30 Eylül 2012 Pazar

Sosyal bilimciler matematik öğrenmeli

Efendimiz ümmeti farklılıkları ile beraber sırat-ı müstakim denen orta bir yolda, ümmeten vasaten denilecek bir vasatta toplamaya çalıştı. Onları başarılarına göre sınıflandırmadı.

Bir sınıfta bir öğrenci topluluğunu farklılıklarıyla beraber bulundurmak, onları orta bir noktada buluşturmak, empati yapmalarını, paylaşmalarını, birbirlerinin eksiklerini tamamlamalarını, yardımlaşmalarını temin etmek, onları belirli bir "başarı" hedefine IQ larına göre sınıflandırarak yürütmekten daha sünnete uygundur.
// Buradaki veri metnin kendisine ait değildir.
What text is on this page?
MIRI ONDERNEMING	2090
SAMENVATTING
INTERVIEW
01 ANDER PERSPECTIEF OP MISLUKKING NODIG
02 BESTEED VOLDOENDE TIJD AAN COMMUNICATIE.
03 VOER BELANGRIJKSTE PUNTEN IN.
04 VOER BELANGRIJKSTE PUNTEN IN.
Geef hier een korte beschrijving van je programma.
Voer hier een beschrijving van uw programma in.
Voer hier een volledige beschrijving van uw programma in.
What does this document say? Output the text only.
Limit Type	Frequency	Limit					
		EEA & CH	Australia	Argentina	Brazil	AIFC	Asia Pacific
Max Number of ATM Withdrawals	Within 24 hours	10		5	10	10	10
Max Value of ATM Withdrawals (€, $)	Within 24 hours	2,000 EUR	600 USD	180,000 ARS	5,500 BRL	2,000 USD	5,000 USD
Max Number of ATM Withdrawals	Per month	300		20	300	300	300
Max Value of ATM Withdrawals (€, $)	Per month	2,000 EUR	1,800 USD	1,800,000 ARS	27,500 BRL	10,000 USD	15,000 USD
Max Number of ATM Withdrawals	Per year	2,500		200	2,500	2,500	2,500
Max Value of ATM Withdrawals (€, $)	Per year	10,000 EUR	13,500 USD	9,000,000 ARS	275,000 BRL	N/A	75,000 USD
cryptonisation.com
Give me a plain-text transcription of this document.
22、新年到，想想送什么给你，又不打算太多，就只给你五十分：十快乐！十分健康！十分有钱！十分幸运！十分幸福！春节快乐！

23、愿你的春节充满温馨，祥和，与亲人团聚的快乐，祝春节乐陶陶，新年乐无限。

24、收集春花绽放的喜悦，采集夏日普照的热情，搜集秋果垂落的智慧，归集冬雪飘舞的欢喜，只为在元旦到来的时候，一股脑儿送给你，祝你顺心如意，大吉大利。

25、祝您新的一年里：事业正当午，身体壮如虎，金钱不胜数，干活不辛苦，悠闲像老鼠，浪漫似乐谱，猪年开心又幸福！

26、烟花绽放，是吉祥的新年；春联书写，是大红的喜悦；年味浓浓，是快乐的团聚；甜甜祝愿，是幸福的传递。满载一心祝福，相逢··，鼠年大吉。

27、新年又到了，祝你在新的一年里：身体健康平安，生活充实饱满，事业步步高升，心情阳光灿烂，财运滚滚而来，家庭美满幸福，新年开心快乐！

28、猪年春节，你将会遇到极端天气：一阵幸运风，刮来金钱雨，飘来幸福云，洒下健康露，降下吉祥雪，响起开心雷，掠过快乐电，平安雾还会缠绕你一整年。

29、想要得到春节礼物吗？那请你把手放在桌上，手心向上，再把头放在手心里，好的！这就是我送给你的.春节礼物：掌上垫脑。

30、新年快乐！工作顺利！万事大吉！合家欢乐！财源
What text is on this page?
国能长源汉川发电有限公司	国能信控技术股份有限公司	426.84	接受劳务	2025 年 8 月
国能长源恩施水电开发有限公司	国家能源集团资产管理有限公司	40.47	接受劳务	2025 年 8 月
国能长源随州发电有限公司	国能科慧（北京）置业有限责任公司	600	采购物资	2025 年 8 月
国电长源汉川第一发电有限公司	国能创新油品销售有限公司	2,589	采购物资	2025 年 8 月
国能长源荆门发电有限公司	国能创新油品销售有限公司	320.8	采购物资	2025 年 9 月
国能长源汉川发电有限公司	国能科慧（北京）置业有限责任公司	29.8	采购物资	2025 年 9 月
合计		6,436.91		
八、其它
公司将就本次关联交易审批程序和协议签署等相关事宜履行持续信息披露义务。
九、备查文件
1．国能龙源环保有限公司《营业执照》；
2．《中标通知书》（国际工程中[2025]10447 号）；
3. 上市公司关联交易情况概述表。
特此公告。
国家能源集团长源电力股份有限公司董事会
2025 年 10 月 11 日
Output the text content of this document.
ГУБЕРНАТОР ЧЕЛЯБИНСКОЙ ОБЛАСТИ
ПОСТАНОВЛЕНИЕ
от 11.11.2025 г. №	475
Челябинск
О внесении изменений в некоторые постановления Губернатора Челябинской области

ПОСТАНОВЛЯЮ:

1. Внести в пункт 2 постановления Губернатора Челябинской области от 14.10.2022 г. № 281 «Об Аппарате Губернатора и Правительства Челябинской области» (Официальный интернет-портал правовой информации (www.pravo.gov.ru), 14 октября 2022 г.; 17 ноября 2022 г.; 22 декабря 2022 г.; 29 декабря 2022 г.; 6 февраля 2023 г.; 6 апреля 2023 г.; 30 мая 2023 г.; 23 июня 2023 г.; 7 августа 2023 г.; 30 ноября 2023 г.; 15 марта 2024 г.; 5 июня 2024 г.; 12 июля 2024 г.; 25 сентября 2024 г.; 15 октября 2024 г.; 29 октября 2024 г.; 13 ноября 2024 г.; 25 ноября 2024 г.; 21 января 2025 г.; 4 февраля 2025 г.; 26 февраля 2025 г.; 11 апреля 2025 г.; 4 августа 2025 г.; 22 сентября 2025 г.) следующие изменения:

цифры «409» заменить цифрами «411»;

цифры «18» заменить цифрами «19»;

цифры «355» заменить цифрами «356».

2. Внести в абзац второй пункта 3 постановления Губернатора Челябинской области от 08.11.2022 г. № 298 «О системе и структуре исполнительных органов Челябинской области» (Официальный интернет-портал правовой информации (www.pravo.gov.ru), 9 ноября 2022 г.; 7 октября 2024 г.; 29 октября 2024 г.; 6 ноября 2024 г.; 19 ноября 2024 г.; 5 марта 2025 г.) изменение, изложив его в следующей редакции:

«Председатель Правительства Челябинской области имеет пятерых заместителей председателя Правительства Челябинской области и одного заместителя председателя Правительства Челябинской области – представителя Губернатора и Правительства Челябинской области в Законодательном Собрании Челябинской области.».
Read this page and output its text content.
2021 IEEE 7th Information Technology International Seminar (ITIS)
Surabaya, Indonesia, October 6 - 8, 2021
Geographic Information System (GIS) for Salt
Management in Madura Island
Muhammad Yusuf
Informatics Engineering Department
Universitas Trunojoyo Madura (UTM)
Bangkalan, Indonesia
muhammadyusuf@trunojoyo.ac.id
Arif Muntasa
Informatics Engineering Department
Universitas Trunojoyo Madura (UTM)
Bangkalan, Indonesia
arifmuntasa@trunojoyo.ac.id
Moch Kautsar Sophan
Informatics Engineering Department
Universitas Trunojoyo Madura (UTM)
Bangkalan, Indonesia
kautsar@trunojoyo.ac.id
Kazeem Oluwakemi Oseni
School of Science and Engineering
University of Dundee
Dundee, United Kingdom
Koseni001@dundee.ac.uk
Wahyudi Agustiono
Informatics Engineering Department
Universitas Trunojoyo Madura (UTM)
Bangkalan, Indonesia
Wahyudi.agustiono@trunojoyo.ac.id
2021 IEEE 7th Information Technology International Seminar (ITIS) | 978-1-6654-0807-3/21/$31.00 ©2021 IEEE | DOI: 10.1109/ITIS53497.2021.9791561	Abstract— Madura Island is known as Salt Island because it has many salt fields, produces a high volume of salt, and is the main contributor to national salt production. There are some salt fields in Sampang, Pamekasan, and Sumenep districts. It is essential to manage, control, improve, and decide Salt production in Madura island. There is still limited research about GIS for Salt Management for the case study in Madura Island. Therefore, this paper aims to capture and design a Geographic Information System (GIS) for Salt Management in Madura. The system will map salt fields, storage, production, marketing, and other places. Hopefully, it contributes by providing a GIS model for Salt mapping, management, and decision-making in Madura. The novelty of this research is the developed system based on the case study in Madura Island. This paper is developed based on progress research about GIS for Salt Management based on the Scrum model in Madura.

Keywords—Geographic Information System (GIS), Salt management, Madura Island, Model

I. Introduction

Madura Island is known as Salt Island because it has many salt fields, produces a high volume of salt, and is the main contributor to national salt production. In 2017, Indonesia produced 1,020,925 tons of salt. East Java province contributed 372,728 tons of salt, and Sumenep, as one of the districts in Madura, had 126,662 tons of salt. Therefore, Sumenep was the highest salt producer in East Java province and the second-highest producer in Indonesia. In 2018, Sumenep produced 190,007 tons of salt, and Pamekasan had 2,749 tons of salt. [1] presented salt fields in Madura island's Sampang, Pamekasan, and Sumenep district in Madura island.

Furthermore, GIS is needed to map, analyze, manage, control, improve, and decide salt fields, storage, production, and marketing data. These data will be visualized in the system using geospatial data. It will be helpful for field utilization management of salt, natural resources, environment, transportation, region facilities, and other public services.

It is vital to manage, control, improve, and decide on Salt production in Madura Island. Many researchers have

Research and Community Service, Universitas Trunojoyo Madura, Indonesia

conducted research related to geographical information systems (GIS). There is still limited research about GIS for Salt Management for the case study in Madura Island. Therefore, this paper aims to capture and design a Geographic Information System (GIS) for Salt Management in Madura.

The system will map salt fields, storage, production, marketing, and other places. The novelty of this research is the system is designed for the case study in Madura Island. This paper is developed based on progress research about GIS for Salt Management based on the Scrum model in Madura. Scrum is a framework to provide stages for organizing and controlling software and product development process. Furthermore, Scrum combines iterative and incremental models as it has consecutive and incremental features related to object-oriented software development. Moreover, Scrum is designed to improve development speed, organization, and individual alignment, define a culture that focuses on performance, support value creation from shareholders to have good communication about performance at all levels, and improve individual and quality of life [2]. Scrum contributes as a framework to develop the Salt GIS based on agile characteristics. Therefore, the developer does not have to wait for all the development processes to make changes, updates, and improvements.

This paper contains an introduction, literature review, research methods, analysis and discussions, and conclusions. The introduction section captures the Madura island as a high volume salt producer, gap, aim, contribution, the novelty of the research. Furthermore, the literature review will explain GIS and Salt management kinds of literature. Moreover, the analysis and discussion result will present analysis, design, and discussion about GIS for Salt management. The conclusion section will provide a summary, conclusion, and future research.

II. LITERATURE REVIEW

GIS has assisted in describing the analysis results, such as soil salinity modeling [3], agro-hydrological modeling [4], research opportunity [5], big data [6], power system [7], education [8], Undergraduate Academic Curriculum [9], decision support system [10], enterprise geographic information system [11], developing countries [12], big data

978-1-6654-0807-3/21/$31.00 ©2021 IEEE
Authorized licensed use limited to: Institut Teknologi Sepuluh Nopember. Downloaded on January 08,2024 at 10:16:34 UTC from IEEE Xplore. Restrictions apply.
Çünkü bu metotla başarıyı sadece IQ ile tarif etmiş EQ denen başarıyı ihmal etmiş olursunuz.

Başarı ahlaktan, merhametten, yardımlaşmadan, eksiğin eksikliğini tamamlama çabasından bağımsız tanımlanıyorsa o başarı bir hedef olmamalıdır.Çünkü bizi doktor, mühendis, bilim adamı, akademisyen kılarken insanlıktan çıkarır.

Aslında bir snıftaki farklılıkları toplamak, bir cami cemaatindeki farklılıkları toplamak, bir toplumdaki farklılıkları toplamak onları homojenize etmeden farklılıkları koruyarak toplamak mümkündür.
Bu alanda çalışan sosyologların batılıların ikide bir şikayet ettiği gibi "entegrasyon" hedefinden vazgeçip "seri toplama" yapmayı öğrenmesi gerekir.
Sosyologların, eğitimcilerin, ve hatta siyasetçilerin, topluluklara hitap eden herkesin matematik bilmesi, özellikle de integral ve seri toplama arasındaki farklı bilmesi, sürekli olmayan parçalı olan kesikli olan fonksiyonları toplamayı becerebilmesi önemlidir.

Nasıl ki enerjinin kuantize olduğu bir fizik anlayışına gelinmiştir. Enerjide süreklilik aranmamaktadır. Toplum bilimde de süreklilik arayışından vazgeçilmeli, süreksiz durumlarla başa çıkmada fiziğin ve matematiğin söylediklerine kulak kabartılmalıdır.